My therapist had to cancel today. She was sick. Man that *****. I just got up the nerve. What is wrong with me?  Why am I drinking tonight?
Helpful - 0
8976007 tn?1413330650
while you are at the therapist, talk about maybe something for depression.  wellbutrin is supposed to help with depression and lowers cravings, etc.

you are NOT a loser.  addiction does NOT discriminate.  it happens to the best of us.  the fact you recognize it and want to do something about it  is very admirable.  

if your sub doctor will not help you with a taper try reading some old posts and you will find taper info.   are you getting the sub's from a doctor???  either way you really need a doctor who wants to help you get off of them.

i have to agree with the 'stop drinking' comments.  your brain is going to want to cross addict and while it is screaming for opiates drinking will lower your resolve.  best to avoid it.
Helpful - 0
1235186 tn?1656987798
Your desire to be clean and sober is there. You can live a life free from the chains and bondage of addiction. You will need support. Good  step going to a therapist.
What is the prescribed dosage of subs? You said you take 6-8mgs.
Sub tapers are slow and steady.
You should try to cut out the drinking first. If its only one or two days a week. Alcohol is a depressant. It makes you feel good the night of and the. The depression follows.
Do you have an exercise regiment?

Learning to live life on its terms. Rolling with the punches. Managing stress, triggers are all things you need to internalize to maintain sobriety.
You brain chemistry has changed from your use. It can heal. It will take time.
Please make a resolve to yourself that now you are going forward to indeed to live that life.
Get as much support as possible, na/aa, celebrate recovery, therapists, church, exercise, positive influences, healthy diet.
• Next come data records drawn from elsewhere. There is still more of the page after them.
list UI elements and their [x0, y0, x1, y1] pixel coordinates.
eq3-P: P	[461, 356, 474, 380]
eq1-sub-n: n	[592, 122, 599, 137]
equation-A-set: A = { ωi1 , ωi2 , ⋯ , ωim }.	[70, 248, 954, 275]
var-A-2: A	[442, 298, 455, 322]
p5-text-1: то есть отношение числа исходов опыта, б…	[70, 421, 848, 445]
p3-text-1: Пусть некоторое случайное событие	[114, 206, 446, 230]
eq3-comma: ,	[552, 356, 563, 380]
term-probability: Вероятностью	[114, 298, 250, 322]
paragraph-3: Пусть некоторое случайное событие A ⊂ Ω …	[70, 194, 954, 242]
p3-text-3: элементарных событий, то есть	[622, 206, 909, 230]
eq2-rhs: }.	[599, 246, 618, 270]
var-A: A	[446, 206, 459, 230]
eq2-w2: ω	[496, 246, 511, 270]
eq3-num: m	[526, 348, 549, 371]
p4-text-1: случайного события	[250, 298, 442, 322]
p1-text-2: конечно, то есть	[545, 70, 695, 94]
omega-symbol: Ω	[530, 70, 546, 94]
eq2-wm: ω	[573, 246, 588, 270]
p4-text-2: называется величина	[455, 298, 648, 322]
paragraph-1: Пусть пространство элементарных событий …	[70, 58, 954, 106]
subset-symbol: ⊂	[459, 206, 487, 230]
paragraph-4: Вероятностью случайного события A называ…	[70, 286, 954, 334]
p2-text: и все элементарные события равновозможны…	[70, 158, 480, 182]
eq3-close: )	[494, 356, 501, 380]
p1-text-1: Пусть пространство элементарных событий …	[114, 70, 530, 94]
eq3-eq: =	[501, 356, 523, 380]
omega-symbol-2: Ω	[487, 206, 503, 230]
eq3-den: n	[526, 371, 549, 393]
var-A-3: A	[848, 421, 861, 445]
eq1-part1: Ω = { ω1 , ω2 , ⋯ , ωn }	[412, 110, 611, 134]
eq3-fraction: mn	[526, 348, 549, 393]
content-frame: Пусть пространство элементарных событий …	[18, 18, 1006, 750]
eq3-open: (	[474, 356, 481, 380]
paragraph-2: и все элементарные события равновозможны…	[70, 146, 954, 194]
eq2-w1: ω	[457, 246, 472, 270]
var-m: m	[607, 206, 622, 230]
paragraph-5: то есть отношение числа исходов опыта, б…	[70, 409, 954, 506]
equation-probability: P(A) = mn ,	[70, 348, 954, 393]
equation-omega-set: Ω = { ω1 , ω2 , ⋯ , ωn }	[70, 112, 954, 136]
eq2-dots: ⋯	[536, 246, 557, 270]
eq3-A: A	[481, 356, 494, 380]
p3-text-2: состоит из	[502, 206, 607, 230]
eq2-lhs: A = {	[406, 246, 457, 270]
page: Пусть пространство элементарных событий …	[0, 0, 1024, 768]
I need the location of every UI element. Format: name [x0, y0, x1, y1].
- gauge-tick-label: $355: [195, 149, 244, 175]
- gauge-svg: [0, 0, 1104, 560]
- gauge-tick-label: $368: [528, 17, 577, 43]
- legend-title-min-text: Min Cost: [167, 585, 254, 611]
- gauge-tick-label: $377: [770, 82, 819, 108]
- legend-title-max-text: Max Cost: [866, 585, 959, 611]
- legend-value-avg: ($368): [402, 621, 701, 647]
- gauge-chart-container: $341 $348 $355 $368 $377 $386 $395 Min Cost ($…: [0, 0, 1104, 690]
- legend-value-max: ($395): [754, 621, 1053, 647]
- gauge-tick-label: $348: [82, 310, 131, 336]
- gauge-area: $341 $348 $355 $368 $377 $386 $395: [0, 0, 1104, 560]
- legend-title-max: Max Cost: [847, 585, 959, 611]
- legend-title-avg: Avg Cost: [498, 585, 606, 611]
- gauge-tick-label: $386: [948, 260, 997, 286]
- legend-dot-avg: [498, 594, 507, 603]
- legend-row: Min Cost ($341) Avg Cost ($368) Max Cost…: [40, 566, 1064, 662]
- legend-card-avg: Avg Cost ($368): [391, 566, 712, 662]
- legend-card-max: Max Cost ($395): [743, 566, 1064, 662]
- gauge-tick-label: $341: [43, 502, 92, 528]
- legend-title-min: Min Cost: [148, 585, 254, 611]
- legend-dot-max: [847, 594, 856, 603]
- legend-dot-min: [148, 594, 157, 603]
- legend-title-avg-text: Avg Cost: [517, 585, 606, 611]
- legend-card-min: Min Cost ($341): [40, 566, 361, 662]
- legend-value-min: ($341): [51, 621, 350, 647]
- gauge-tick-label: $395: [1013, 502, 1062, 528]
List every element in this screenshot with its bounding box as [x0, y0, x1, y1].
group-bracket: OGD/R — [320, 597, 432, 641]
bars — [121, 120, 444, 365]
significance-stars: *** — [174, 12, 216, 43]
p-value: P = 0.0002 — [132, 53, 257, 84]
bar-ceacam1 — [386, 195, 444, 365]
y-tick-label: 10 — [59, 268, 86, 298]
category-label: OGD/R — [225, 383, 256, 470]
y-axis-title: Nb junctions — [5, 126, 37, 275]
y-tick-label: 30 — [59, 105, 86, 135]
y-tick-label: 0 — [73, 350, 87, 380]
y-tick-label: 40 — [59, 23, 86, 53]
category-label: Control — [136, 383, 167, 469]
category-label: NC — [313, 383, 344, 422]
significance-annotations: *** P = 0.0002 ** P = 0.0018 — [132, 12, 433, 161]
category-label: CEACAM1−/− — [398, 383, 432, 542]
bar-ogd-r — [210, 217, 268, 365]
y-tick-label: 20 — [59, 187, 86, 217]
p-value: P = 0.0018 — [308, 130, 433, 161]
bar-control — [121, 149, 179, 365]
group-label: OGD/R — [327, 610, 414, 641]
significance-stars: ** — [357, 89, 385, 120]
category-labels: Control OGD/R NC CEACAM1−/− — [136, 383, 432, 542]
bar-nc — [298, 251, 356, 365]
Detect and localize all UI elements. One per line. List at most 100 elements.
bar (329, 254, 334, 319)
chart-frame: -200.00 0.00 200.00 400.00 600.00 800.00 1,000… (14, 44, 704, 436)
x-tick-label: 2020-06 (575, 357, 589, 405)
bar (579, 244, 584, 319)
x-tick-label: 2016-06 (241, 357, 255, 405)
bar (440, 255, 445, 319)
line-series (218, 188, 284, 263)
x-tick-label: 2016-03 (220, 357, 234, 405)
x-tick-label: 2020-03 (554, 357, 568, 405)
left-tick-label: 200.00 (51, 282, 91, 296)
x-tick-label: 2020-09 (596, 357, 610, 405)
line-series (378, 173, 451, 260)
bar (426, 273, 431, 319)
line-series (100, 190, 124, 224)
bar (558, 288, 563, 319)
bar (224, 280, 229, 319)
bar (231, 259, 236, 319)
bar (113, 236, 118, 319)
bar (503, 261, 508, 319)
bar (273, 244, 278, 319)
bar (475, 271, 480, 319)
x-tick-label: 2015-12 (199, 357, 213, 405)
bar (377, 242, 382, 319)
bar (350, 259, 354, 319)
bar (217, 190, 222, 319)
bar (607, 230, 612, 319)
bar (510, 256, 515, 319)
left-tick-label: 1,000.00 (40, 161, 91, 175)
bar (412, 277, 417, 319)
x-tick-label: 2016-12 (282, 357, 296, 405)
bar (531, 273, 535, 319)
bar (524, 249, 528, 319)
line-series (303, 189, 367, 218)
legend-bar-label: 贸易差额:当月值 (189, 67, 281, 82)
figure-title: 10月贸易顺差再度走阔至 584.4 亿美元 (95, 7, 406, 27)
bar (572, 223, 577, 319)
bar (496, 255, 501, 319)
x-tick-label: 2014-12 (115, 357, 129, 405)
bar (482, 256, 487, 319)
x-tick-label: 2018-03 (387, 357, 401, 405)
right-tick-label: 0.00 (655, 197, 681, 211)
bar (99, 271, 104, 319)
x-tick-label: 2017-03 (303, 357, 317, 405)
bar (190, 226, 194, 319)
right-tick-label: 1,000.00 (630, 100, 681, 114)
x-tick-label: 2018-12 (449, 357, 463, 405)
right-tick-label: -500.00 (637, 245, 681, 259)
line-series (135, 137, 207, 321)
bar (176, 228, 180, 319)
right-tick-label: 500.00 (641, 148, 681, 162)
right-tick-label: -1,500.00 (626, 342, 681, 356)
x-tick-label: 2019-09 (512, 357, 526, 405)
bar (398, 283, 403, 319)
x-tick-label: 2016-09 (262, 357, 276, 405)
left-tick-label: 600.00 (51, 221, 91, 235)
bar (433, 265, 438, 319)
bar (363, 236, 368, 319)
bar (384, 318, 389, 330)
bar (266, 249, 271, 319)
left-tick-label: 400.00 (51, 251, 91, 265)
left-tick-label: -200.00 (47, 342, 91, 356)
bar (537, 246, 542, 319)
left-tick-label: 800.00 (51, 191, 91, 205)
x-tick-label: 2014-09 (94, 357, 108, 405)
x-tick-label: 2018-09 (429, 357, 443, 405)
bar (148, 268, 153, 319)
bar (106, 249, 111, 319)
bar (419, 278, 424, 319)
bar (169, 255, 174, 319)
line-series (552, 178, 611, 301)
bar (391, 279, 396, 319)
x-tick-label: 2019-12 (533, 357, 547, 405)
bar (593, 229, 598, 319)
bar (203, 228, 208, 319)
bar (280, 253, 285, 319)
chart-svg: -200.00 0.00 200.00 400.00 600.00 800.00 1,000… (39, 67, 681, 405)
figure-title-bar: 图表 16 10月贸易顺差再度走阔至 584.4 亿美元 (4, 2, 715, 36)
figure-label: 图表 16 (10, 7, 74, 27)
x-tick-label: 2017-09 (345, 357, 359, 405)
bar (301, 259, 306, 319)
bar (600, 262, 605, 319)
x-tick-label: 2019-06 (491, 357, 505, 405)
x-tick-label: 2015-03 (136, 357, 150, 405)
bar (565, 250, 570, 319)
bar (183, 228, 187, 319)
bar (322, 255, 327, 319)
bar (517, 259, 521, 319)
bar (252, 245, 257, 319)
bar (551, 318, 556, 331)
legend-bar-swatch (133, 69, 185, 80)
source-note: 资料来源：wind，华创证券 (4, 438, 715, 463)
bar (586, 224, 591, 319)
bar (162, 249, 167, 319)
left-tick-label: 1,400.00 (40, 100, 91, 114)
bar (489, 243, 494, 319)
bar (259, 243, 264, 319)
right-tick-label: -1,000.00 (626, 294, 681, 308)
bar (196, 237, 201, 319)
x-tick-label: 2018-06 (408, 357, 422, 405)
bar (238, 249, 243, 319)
You are young. You have many years to live a clean and sober life.
Dig deep my friend, you are stronger than you think.
Sending encouragement and prayers,
Keep the faith,
There is always hope,
Debbie
Helpful - 0
Avatar universal
I am acting like a little baby. I'm finally going to a therapist today so that I'm not just taking my sub and powering through life. I keep thinking that if I save even more money, I'll be able to walk away from my stress, buy a small home in cash and be able to take some time for myself. My wife wants to have another kid. Will I physically be able to and am I ready for that?  I feel like a crappy person. My kid loves me and thinks the world of me. I've been stable over the last couple years for her. Honestly, my wife has been more I a basket case with her crazy job. Ironically, money isn't an issue. So, at least I'm not ditching subs for other stuff. I really don't want to go back to that lifestyle. I just want to figure out a way to taper slowly and then endure the really ****** month and months to follow. Advise ???